1. This action is properly brought under 42 U.S.C. § 1383(c)(3). The Secretary has admitted that the plaintiff has exhausted his administrative remedies. The case is presented as a request for judicial review by this court pursuant to Local Rule 12, which requires the plaintiff to file an itemized statement of the specific errors upon which he seeks reversal of the Secretary's decision and to complete and file a fact sheet available at the Clerk's Office. Oral argument was held before me on May 29, 1992 pursuant to Local Rule 12(b) requiring the parties to set forth at oral argument their respective positions with citation to relevant statutes, regulations, case authority and page references to the administrative record.
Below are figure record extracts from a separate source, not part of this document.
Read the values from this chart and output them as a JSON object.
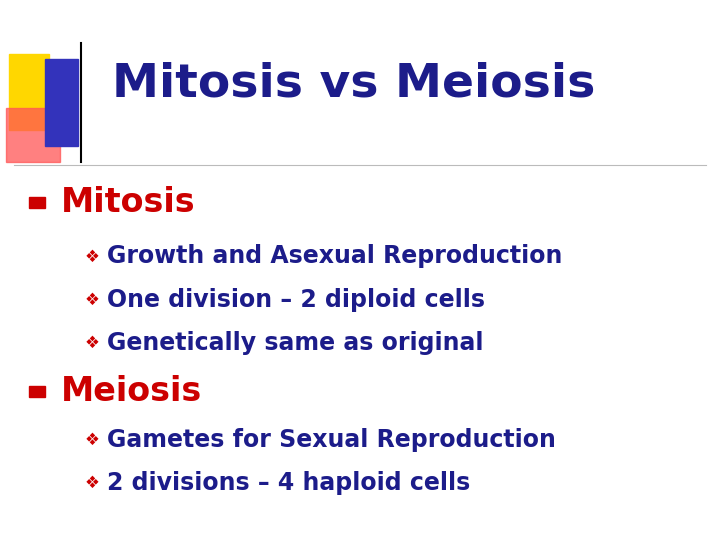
{
  "title": "Mitosis vs Meiosis",
  "title_color": "#1C1C8A",
  "title_fontsize": 34,
  "bg_color": "#FFFFFF",
  "decoration_yellow": "#FFD700",
  "decoration_red": "#FF5555",
  "decoration_blue": "#3333BB",
  "header_line_color": "#BBBBBB",
  "bullet1_text": "Mitosis",
  "bullet1_color": "#CC0000",
  "bullet1_fontsize": 24,
  "bullet_marker_color": "#CC0000",
  "sub_bullets_1": [
    "Growth and Asexual Reproduction",
    "One division – 2 diploid cells",
    "Genetically same as original"
  ],
  "bullet2_text": "Meiosis",
  "bullet2_color": "#CC0000",
  "bullet2_fontsize": 24,
  "sub_bullets_2": [
    "Gametes for Sexual Reproduction",
    "2 divisions – 4 haploid cells"
  ],
  "sub_bullet_color": "#1C1C8A",
  "sub_bullet_fontsize": 17,
  "sub_bullet_marker": "❖",
  "sub_bullet_marker_color": "#CC0000"
}
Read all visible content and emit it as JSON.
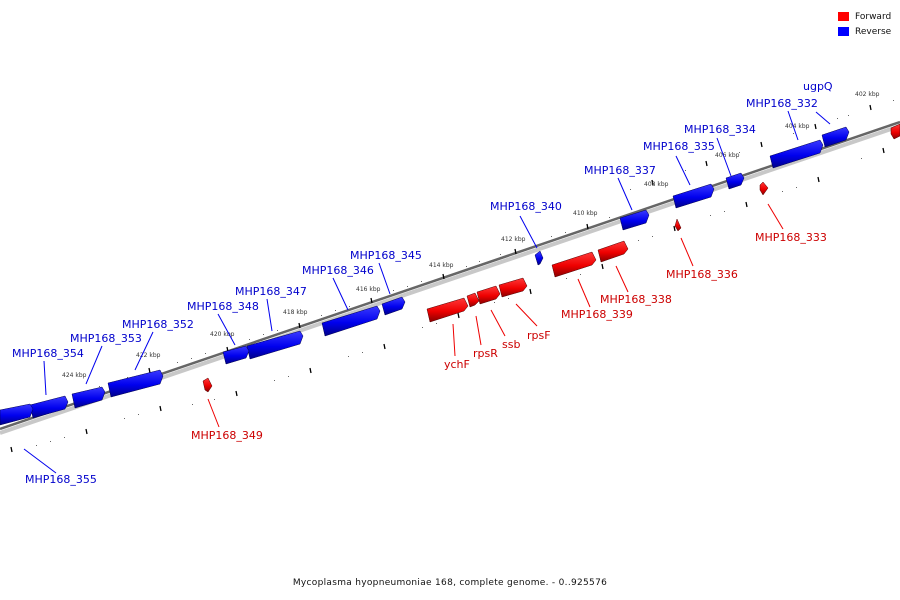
{
  "legend": {
    "forward_label": "Forward",
    "reverse_label": "Reverse",
    "forward_color": "#ff0000",
    "reverse_color": "#0000ff"
  },
  "caption": "Mycoplasma hyopneumoniae 168, complete genome. - 0..925576",
  "ticks": [
    "402 kbp",
    "404 kbp",
    "406 kbp",
    "408 kbp",
    "410 kbp",
    "412 kbp",
    "414 kbp",
    "416 kbp",
    "418 kbp",
    "420 kbp",
    "422 kbp",
    "424 kbp"
  ],
  "genes": [
    {
      "name": "MHP168_332",
      "strand": "reverse"
    },
    {
      "name": "ugpQ",
      "strand": "reverse"
    },
    {
      "name": "MHP168_334",
      "strand": "reverse"
    },
    {
      "name": "MHP168_335",
      "strand": "reverse"
    },
    {
      "name": "MHP168_337",
      "strand": "reverse"
    },
    {
      "name": "MHP168_340",
      "strand": "reverse"
    },
    {
      "name": "MHP168_345",
      "strand": "reverse"
    },
    {
      "name": "MHP168_346",
      "strand": "reverse"
    },
    {
      "name": "MHP168_347",
      "strand": "reverse"
    },
    {
      "name": "MHP168_348",
      "strand": "reverse"
    },
    {
      "name": "MHP168_352",
      "strand": "reverse"
    },
    {
      "name": "MHP168_353",
      "strand": "reverse"
    },
    {
      "name": "MHP168_354",
      "strand": "reverse"
    },
    {
      "name": "MHP168_355",
      "strand": "reverse"
    },
    {
      "name": "MHP168_333",
      "strand": "forward"
    },
    {
      "name": "MHP168_336",
      "strand": "forward"
    },
    {
      "name": "MHP168_338",
      "strand": "forward"
    },
    {
      "name": "MHP168_339",
      "strand": "forward"
    },
    {
      "name": "rpsF",
      "strand": "forward"
    },
    {
      "name": "ssb",
      "strand": "forward"
    },
    {
      "name": "rpsR",
      "strand": "forward"
    },
    {
      "name": "ychF",
      "strand": "forward"
    },
    {
      "name": "MHP168_349",
      "strand": "forward"
    }
  ]
}
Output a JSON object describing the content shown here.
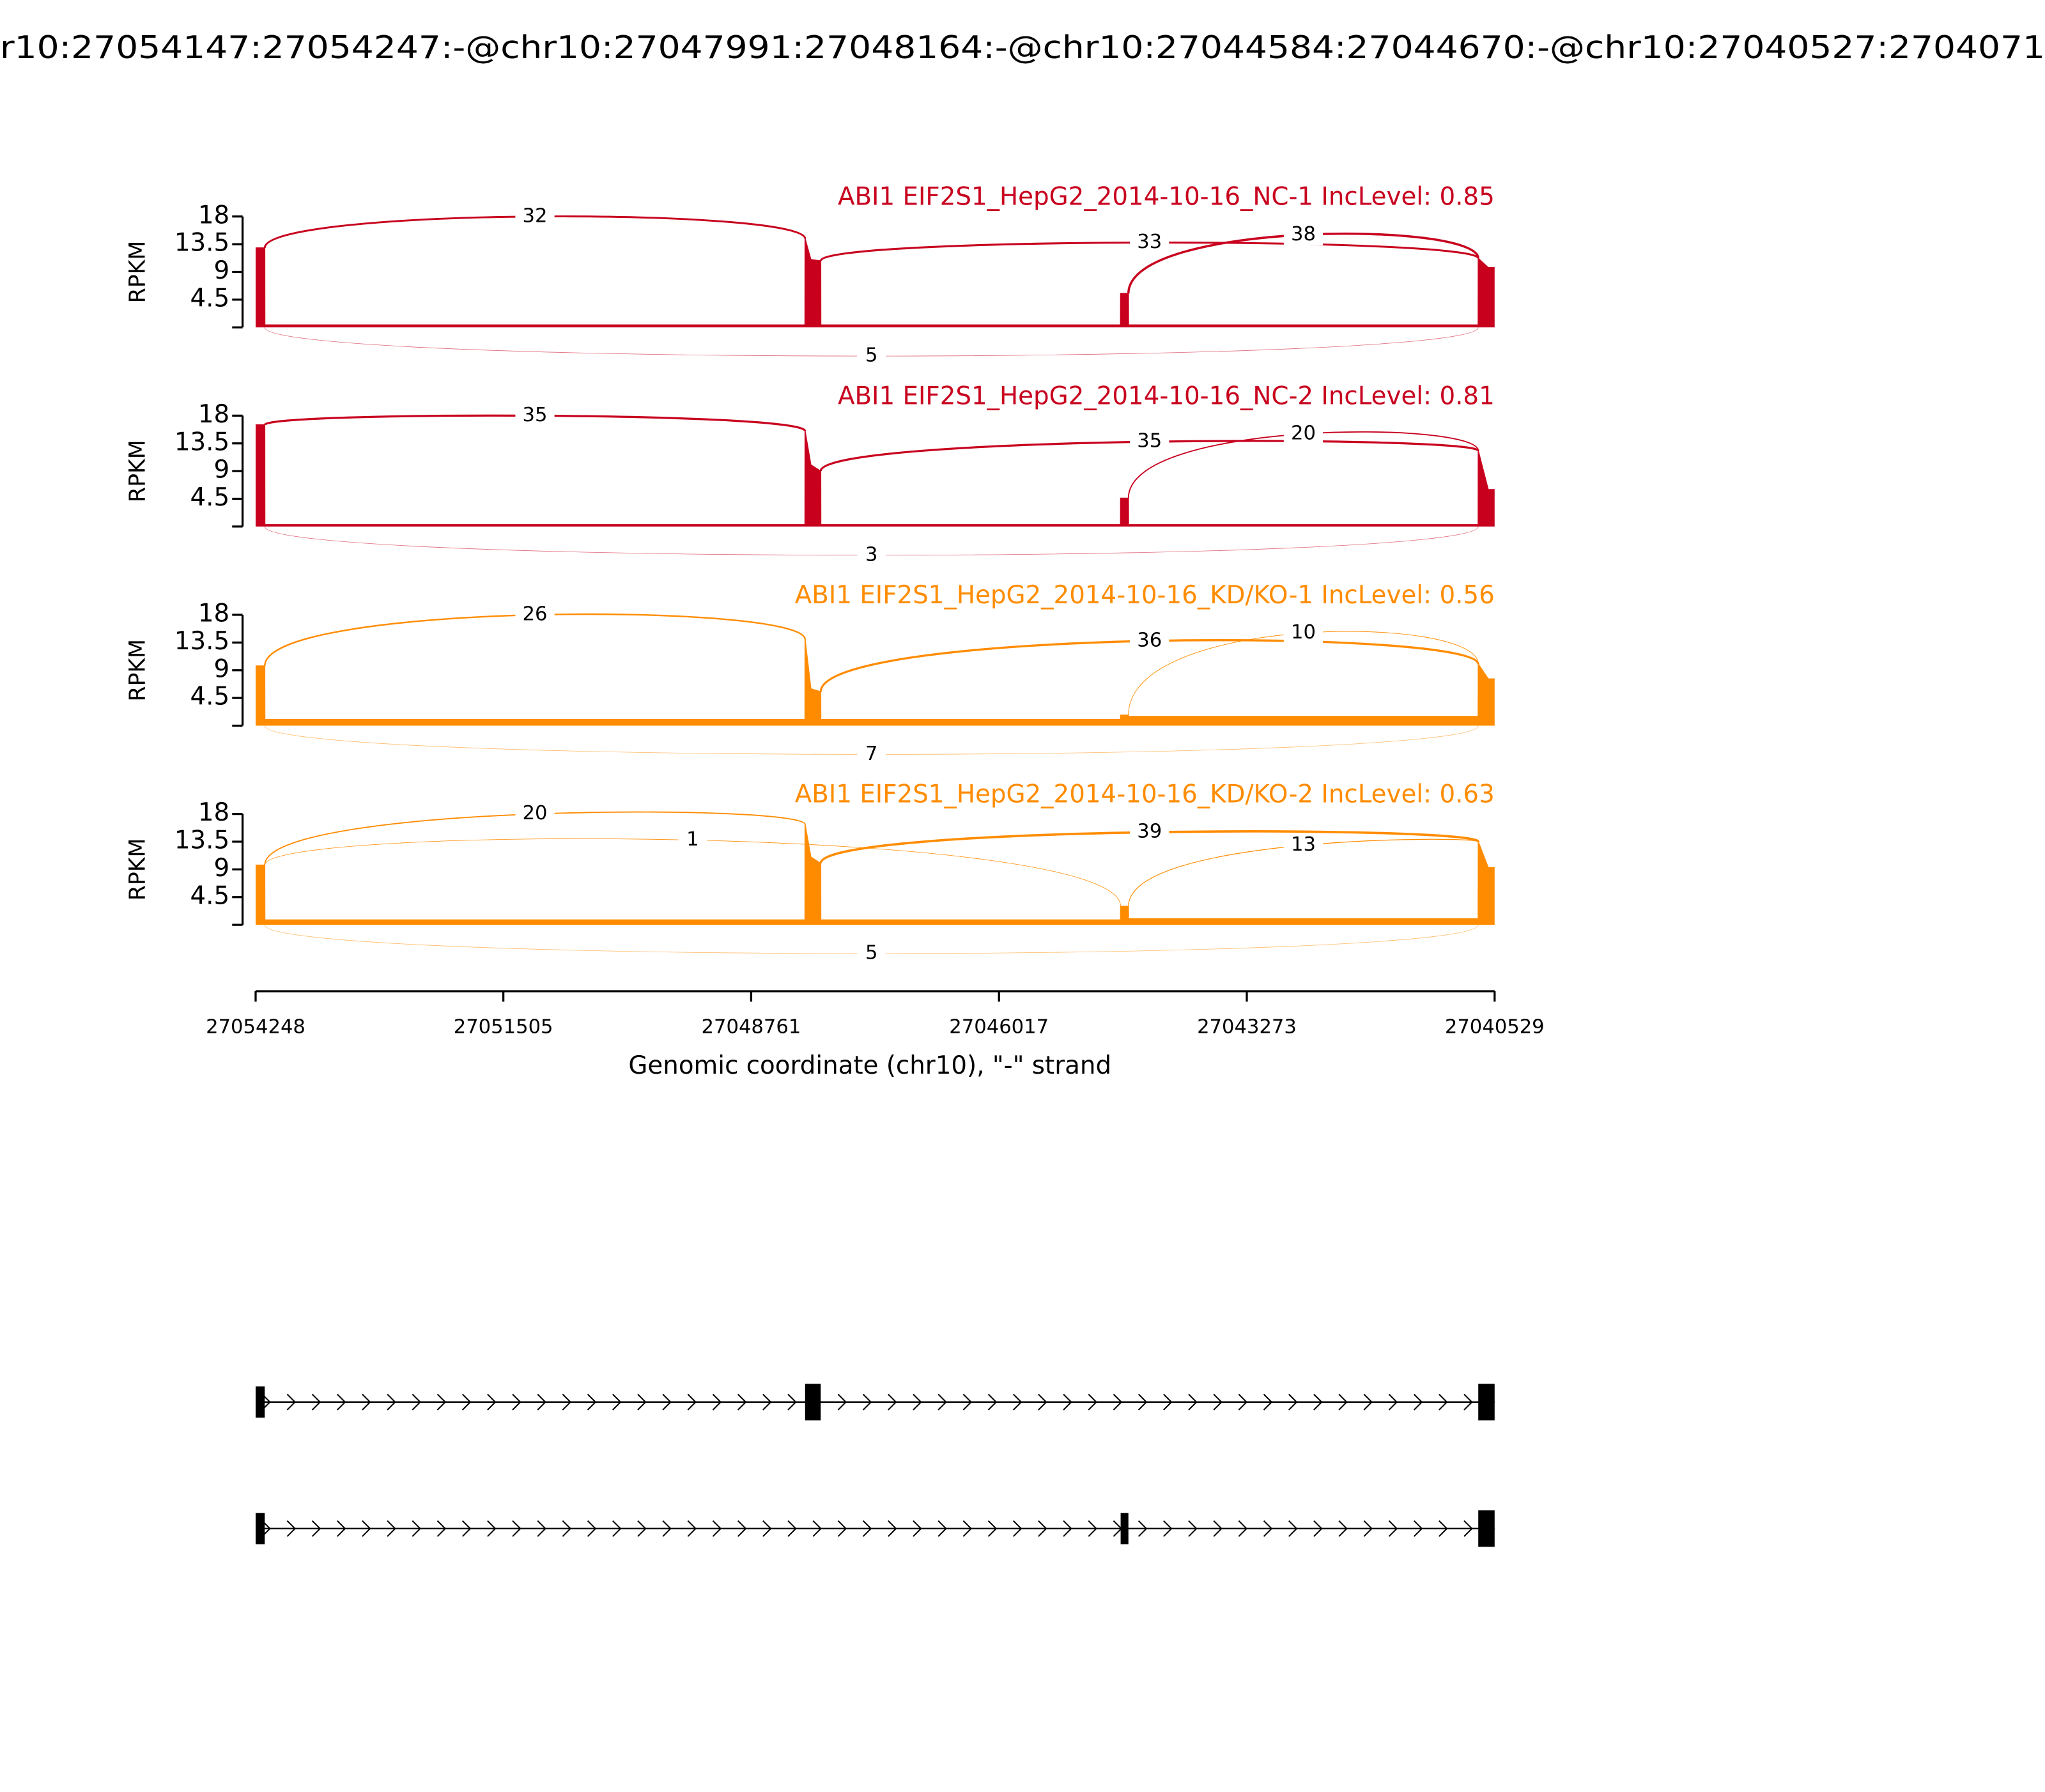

2. The Appeals Council's decision included evaluation of new evidence presented by the plaintiff in the form of his treatment records from June 25, 1990 through October 3, 1990 at the Kennebec Valley Medical Center. Record p. 2. While acknowledging that the records suggest new impairments or conditions, the Appeals Council found that they did not provide a basis for changing the Administrative Law Judge's decision. Id.

3. The plaintiff also asserts that the second hypothetical question posed to the vocational expert did not take account of his use of Dilantin to control headaches. This assertion is contradicted by the record. In stating the hypothetical the Administrative Law Judge included the following assumption: ``[T]he claimant is a 50-year old gentleman, with a seventh-grade education who cannot read or write . . . [and] his headaches are controlled by his medication. And as long as he takes the medication he doesn't experience them.'' Record p. 52.

4. At oral argument, the plaintiff contended that the ``new'' medical reports he presented, see Record pp. 5-9, indicate that he has a substance abuse problem. Upon examining those reports, I find his assertion meritless.